Henri-Michel Comet a formulé deux souhaits : “Mon obsession reste l’avenir de mon pays. Sans prétendre aller au-delà de ma position, je souhaite que les responsables du fonctionnement de l’État soient unis face à l’adversité nouvelle et extraordinaire que nous subissons depuis plusieurs années. Nos ennemis se repaissent des fragilités de notre démocratie. À nous d’opposer un État avec un visage qui ne se désagrège pas. À nous aussi de trouver des issues qui soient des solutions. S’il vous plaît, ne livrons pas le service public en pâture. L’État a besoin pour le représenter de personnes expertes et robustes qui assument leur devoir en confiance.” “C’est pétri d’une grande confiance dans notre beau et grand pays que je vous quitte”, a-t-il conclu, les larmes aux yeux.

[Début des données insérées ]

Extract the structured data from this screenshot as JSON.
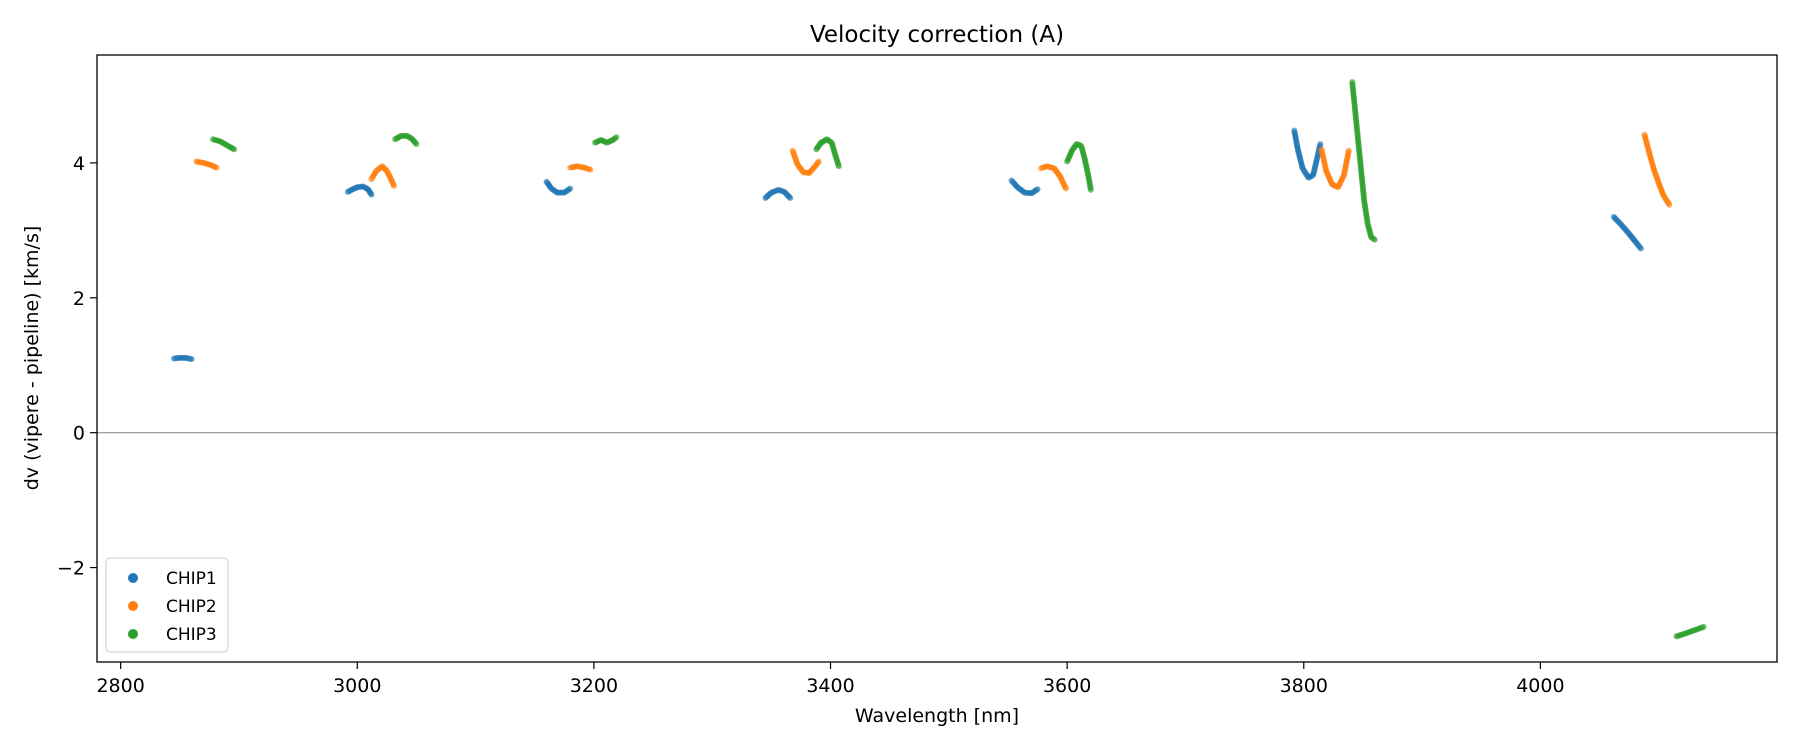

Des élus, mais pas de macronistes
Beaucoup d’élus étaient présents ce jeudi midi à la préfecture. De droite, Nora Berra, Philippe Cochet, Renaud Pfeffer, Georges Fenech, Michel Forissier, Michel Mercier, Richard Brumm, mais aussi de gauche : André Gachet, Jean-Yves Sécheresse, Jean-Jack Queyranne, Hélène Geoffroy. Des élus de l’“ancien monde”, mais pas un macroniste à l’horizon. Aucun élu LREM de la Ville de Lyon, tout de même représentée par Richard Brumm et Jean-Yves Sécheresse, mais pas par Georges Képénékian ni David Kimelfeld. Conviés, les députés étaient tous absents, “pris à l’Assemblée nationale”. En off, certains élus y voient la patte de Gérard Collomb, qui aurait demandé de ne pas assister à cette réception. D’autre décrivent plutôt une forme d’autocensure des élus de la majorité présidentielle : “Que ce soit les jeunes députés ou les élus locaux, ils ne veulent pas se risquer à aller contre le chef. Seuls Richard Brumm et Jean-Yves Sécheresse sont venus parce qu’ils ne sont pas En Marche et parce que ce sont des élus qui ont un poids politique.” “Derrière ce préfet, il y a un parcours et un homme qui a servi l’État avec grandeur. Ils [les élus LREM] se disent ni de droite ni de gauche, porteurs d’humanisme, de collégialité, d’union nationale. Mais elle est où, l’union nationale, aujourd’hui ? Où est l’esprit républicain qu’ils disent incarner ?” a critiqué l’ancienne députée Nora Berra. Selon nos informations, seul Bruno Bonnell aurait téléphoné au préfet pour le saluer.